La vida fronteriza, en efecto, presenta problemas que no tiene la existencia en -digamos- el interior. Allá los procedimientos son más rudos, y por eso los caracteres deben ser más templados y más fuertes.
Quienes no íbamos frecuentemente a la frontera sentíamos temor ante el trámite de “la pasada” después de las compras hechas en Laredo.
-Abra la cajuela -ordenaba con tono perentorio el aduanal.
Resignados a lo peor obedecíamos.
-Trae mucho -decía el hombre aunque uno hubiera comprado nomás una bolsita de Kisses.
Cuentan que un pobre tipo declaró no traer nada, y aun así el revisor lo ordenó que abriera la cajuela.
-¿No dijo que no traía nada? ¿Y esas botas?
-Son las que traigo puestas, jefe -replicó tristemente el hombre-. Lo que pasa es que mi coche es viejo y la cajuela ya no tiene fondo.
¡Qué difíciles eran esas pasadas! Meneaba la cabeza el aduanal como diciéndonos que habíamos violado todas las leyes habidas y por haber.
-Trae mucho.
-Usted dirá -balbucíamos nosotros.
-Bueno -cedía el aduanal-. Deme pa’l café.
El café que consumía el aduanal era muy caro, porque si daba uno menos de 20 pesos –lo que cuento sucedía en los años sesentas del pasado siglo, cuando un café costaba 50 centavos- el individuo hacía un gesto al mismo tiempo de desagrado y de desdén.
Las señoras que hacían el viaje sin señor, cosa muy rara aún, pero que se veía, eran más delicadas. Les daba pena entregar aquel billete en forma personal, y entonces lo ponían en el veliz, sobre los géneros.

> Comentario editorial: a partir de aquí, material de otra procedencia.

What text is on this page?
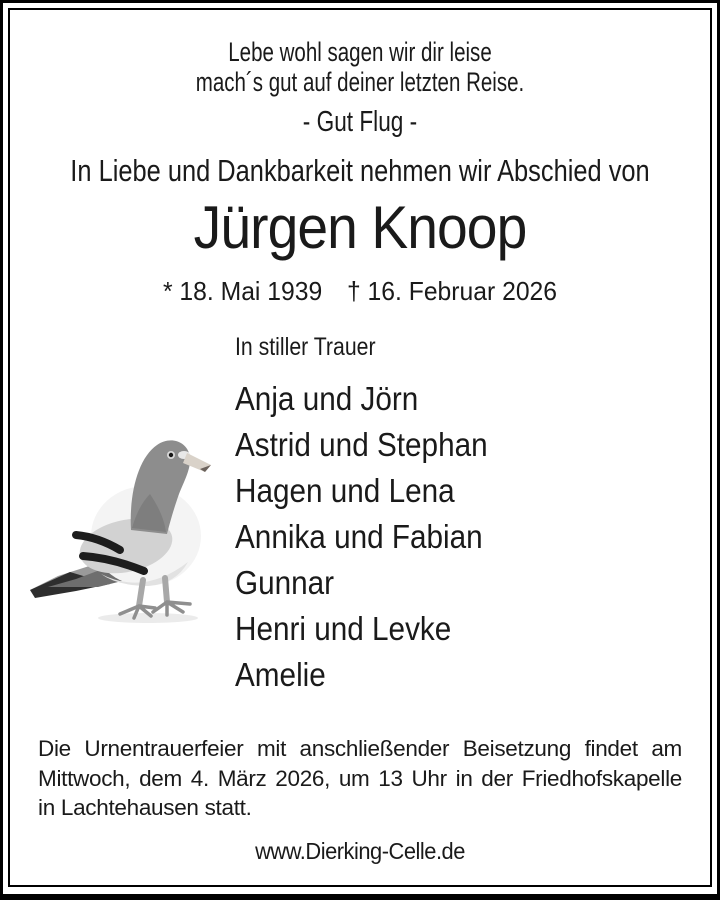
Lebe wohl sagen wir dir leise
mach´s gut auf deiner letzten Reise.
- Gut Flug -
In Liebe und Dankbarkeit nehmen wir Abschied von
Jürgen Knoop
* 18. Mai 1939 † 16. Februar 2026
In stiller Trauer
Anja und Jörn
Astrid und Stephan
Hagen und Lena
Annika und Fabian
Gunnar
Henri und Levke
Amelie
Die Urnentrauerfeier mit anschließender Beisetzung findet am
Mittwoch, dem 4. März 2026, um 13 Uhr in der Friedhofskapelle
in Lachtehausen statt.
www.Dierking-Celle.de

Abrían el tal veliz y el aduanal con toda naturalidad tomaba el billetito. Tal es un antecedente de lo que después, en tiempos de Miguel de la Madrid, se llamaría “simplificación administrativa”.
Así las cosas los aduanales se hacían ricos prontamente. La gente veía una lujosa mansión en cualquier ciudad de la frontera y automáticamente decía:
-Ha de ser de un aduanal.
Se bañaban esos señores, pero -claro- tenían que salpicar. Las aduanas eran una industria cuyas chimeneas llegaban hasta muy arriba.
Después las cosas se modernizaron, y vino lo del semáforo. El principio en que se inspira ese sistema es que la autoridad confía en el ciudadano, pero no tanto. Y son muy caprichosos los semáforos. Por ejemplo, en días de puente, en Semana Santa o Navidad, parece que se les funde el verde, y todos marcan rojo.
No cabe duda: se ha perdido algo de la nostalgia de chivear. Primero por la inseguridad que ahora priva en la frontera, luego porque en cualquier pulga, sobre todo de Monterrey, encuentra uno casi todo lo que en Laredo o McAllen se puede conseguir. Alguien dirá que no es lo mismo, que allá los artículos –sobre todo de ropa- son más baratos y de mejor calidad, y que falta además la emoción de la pasada. Si de eso se trata, de emociones, bastará con sonarle el claxon cinco veces a algún agente de tránsito o gendarme, y luego pisar a fondo el acelerador. Eso también será muy emocionante.